Suppose $f$ is analytic inside the unit disc and that $|f(z)|$ depends only on $|z|$. Prove that we can write $f(z) = Cz^N$, for all $z$ in the disc.

In the suggested proof, it is stated like it's obvious that $|f|$ only depends on $|z|$ must mean that $|f|$ is strictly increasing. From that point on, the proof is easy, but I'm wondering why that is obvious? I understand that each circle in the z-plane is mapped to a new circle in the f-plane, but why can't the radius of this new circle be some weird oscillating function of $|z|$?

Answer 1

To turn John's comment on the maximum modulus principle into an answer:

If $|f(z)|$ is a function that depends only on $|z|$, then, as you pointed out, a circle in the $z$-plane is mapped to a circle in the $f$-plane. Now, on any closed disk where $|f(z)|$ has a local maximum, $|f(z)|$ takes its maximum on the boundary. Therefore the $|f(z)|$ takes its local maximum on a closed disk at every point of the boundary of that disk. So if $U$ is a circle in the $z$-plane whose interior contains a circle $V$, $|f(U)| > |f(V)|$.

Answer 2

If $f$ is not constant, then $|f(z)|=\mathrm{e}^{i h(z)}g(|z|)$, where $g: [0,1)\to[0,\infty)$ strictly increasing and $h :D\to\mathbb R$, due to the maximum principle.

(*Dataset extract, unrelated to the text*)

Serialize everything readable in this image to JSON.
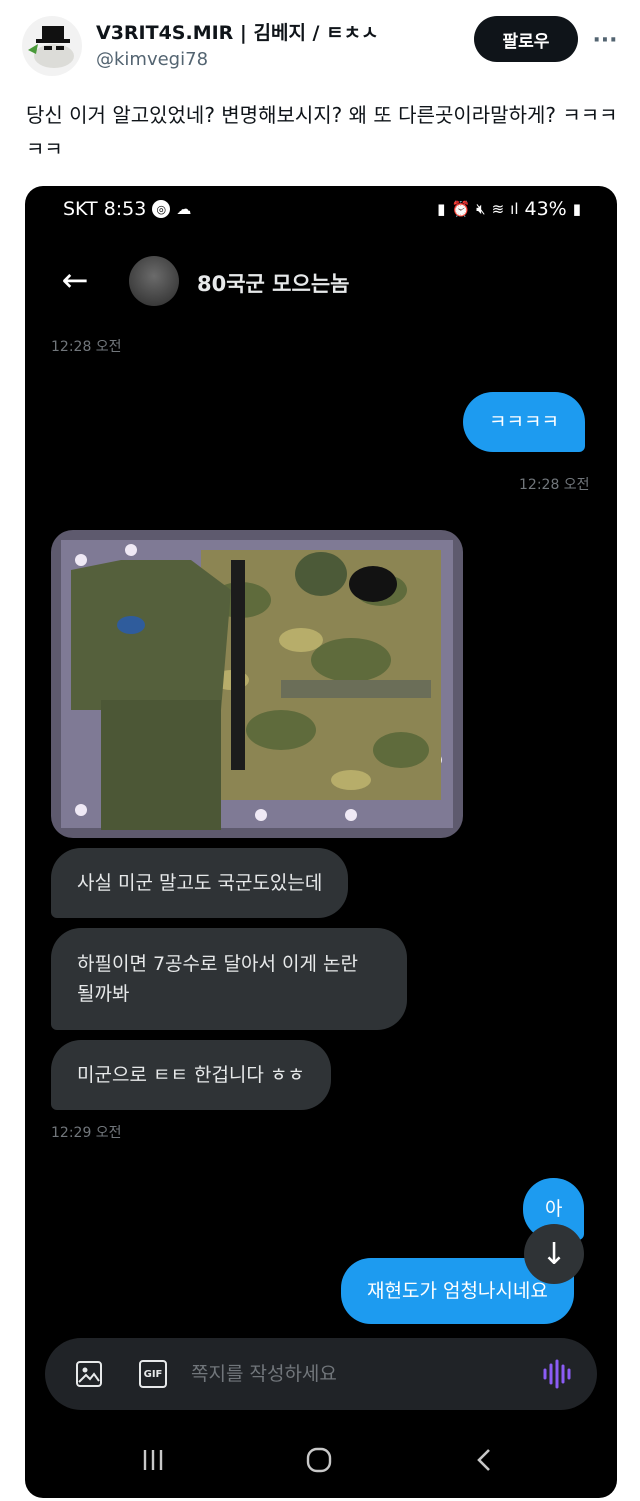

Case I. $f(0)\ne 0$. Then $F(z)=1/f(z)$ is also analytic in $D$, and $G(r)=\max_{|z|\le r}|F(z)|$ is decreasing, which violates the maximum principle. Thus if $f(0)\ne 0$, then $f$ has to be constant.

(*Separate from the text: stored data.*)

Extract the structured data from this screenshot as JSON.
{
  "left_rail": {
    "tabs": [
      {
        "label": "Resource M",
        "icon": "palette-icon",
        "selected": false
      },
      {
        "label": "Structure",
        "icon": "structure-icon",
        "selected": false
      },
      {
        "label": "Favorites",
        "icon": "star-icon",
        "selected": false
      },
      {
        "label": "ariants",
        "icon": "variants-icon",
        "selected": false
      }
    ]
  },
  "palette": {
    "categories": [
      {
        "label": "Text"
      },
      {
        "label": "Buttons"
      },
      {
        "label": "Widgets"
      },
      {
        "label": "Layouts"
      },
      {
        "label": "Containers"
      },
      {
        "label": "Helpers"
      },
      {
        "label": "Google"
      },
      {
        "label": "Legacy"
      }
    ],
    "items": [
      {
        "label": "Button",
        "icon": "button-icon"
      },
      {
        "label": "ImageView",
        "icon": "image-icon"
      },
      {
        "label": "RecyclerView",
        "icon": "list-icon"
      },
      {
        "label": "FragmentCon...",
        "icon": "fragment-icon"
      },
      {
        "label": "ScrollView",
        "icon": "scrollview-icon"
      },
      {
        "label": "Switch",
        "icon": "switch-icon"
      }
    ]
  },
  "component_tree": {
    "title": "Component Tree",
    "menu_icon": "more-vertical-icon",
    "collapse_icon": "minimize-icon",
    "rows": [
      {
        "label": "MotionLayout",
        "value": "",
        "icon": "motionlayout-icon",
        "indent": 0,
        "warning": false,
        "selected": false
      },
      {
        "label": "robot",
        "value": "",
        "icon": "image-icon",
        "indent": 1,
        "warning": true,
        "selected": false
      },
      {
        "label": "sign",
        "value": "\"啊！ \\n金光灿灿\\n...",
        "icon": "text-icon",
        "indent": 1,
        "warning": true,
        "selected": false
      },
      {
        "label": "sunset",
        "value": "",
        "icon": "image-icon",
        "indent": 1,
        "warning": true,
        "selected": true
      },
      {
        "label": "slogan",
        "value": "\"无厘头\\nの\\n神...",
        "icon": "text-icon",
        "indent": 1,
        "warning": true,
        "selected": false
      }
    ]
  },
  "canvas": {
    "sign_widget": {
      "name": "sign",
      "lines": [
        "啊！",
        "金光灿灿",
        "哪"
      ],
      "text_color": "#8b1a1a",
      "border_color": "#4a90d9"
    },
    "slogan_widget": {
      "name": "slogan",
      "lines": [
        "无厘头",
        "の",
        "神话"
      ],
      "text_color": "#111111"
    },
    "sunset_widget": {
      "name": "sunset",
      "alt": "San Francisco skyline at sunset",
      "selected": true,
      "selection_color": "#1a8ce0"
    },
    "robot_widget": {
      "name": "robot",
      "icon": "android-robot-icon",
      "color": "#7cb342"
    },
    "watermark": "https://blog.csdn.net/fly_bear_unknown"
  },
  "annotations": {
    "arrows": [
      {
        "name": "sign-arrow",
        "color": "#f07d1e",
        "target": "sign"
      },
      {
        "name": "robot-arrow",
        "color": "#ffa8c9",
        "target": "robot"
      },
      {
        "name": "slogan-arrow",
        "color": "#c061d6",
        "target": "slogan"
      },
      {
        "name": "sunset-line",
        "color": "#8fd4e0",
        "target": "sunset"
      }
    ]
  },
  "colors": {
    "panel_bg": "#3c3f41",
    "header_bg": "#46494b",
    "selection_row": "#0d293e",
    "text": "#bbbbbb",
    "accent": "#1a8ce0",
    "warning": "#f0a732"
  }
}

Case II. $f(0)=0$. Then, as $f$ is non-constant, $z=0$ is an isolated root, and let $m$ be its order. Then $f(z)=z^m w(z)$, where $w(0)\ne 0$. But $w$ also has the same property: it is analytic in $D$ and $|w(z)|$ is a function of $|z|$, and due to the conclusion of Case I, $w$ is constant, which implies that $f(z)=cz^m$.